The top 10 hottest housing markets for next year
For the upcoming year, Zillow has predicted that ten markets will soar above all the rest, and we are surprised and pleased to see that not all ten happen to be on the coasts, unlike other lists we’ve already seen generated for 2014.
In addition to outlining the 2014 housing market predictions, Zillow predicts home values will rise by 3.0 percent, mortgages will be easier to get, and rates will reach 5.0 percent before the end of the year. Additionally, they are predicting that homeownership rates will fall to their lowest point in nearly two decades.
Zillow predicts the following ten housing markets are likely to experience the heaviest demand for homes alongside increasing home values:
- 10. Boston, MA
- 9. Portland, OR
- 8. San Diego, CA
- 7. Jacksonville, FL
- 6. Raleigh, NC
- 5. Miami, FL
- 4. San Jose, CA
- 3. Austin, TX
- 2. Seattle, WA
- 1. Salt Lake City, UT
Home values will rise nationally
Dr. Stan Humphries, Zillow chief economist notes that “In 2013, home values rose rapidly – about 5 percent nationwide and more than 20 percent in some local markets. These gains, while beneficial in many ways, were also unsustainable and well above historic norms for healthy, balanced markets.”

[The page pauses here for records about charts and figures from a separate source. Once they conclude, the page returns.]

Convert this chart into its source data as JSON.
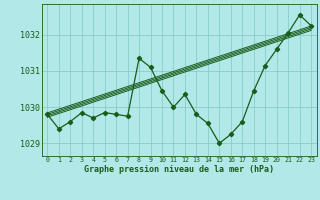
{
  "title": "Graphe pression niveau de la mer (hPa)",
  "background_color": "#b2e8e8",
  "grid_color": "#80c8c8",
  "line_color": "#1a5c1a",
  "hours": [
    0,
    1,
    2,
    3,
    4,
    5,
    6,
    7,
    8,
    9,
    10,
    11,
    12,
    13,
    14,
    15,
    16,
    17,
    18,
    19,
    20,
    21,
    22,
    23
  ],
  "pressure_main": [
    1029.8,
    1029.4,
    1029.6,
    1029.85,
    1029.7,
    1029.85,
    1029.8,
    1029.75,
    1031.35,
    1031.1,
    1030.45,
    1030.0,
    1030.35,
    1029.8,
    1029.55,
    1029.0,
    1029.25,
    1029.6,
    1030.45,
    1031.15,
    1031.6,
    1032.05,
    1032.55,
    1032.25
  ],
  "trends": [
    [
      [
        0,
        1029.84
      ],
      [
        23,
        1032.24
      ]
    ],
    [
      [
        0,
        1029.8
      ],
      [
        23,
        1032.2
      ]
    ],
    [
      [
        0,
        1029.76
      ],
      [
        23,
        1032.16
      ]
    ],
    [
      [
        0,
        1029.72
      ],
      [
        23,
        1032.12
      ]
    ]
  ],
  "ylim": [
    1028.65,
    1032.85
  ],
  "yticks": [
    1029,
    1030,
    1031,
    1032
  ],
  "xticks": [
    0,
    1,
    2,
    3,
    4,
    5,
    6,
    7,
    8,
    9,
    10,
    11,
    12,
    13,
    14,
    15,
    16,
    17,
    18,
    19,
    20,
    21,
    22,
    23
  ]
}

“This year,” Dr. Humphries added, “home value gains will slow down significantly because of higher mortgage rates, more expensive home prices, and more supply created by fewer underwater homeowners and more new construction. For buyers, this is welcome news, especially for those in markets where bidding wars were becoming the norm and bubble-like conditions were starting to emerge.”
Homeownership levels will fall
Despite values rising, Dr. Humphries notes that homeownership will likely hit 20 year lows in 2014. “The housing bubble was fueled by easy lending standards and irrational expectations of home value appreciation, but it put a historically high number of American households – seven out of ten – in a home, if only temporarily.”
“That homeownership level proved unsustainable and during the housing recession and recovery the homeownership rate has floated back down to a more normal level, and we expect it to break 65% for the first time since the mid-1990s,” Dr. Humphries concluded.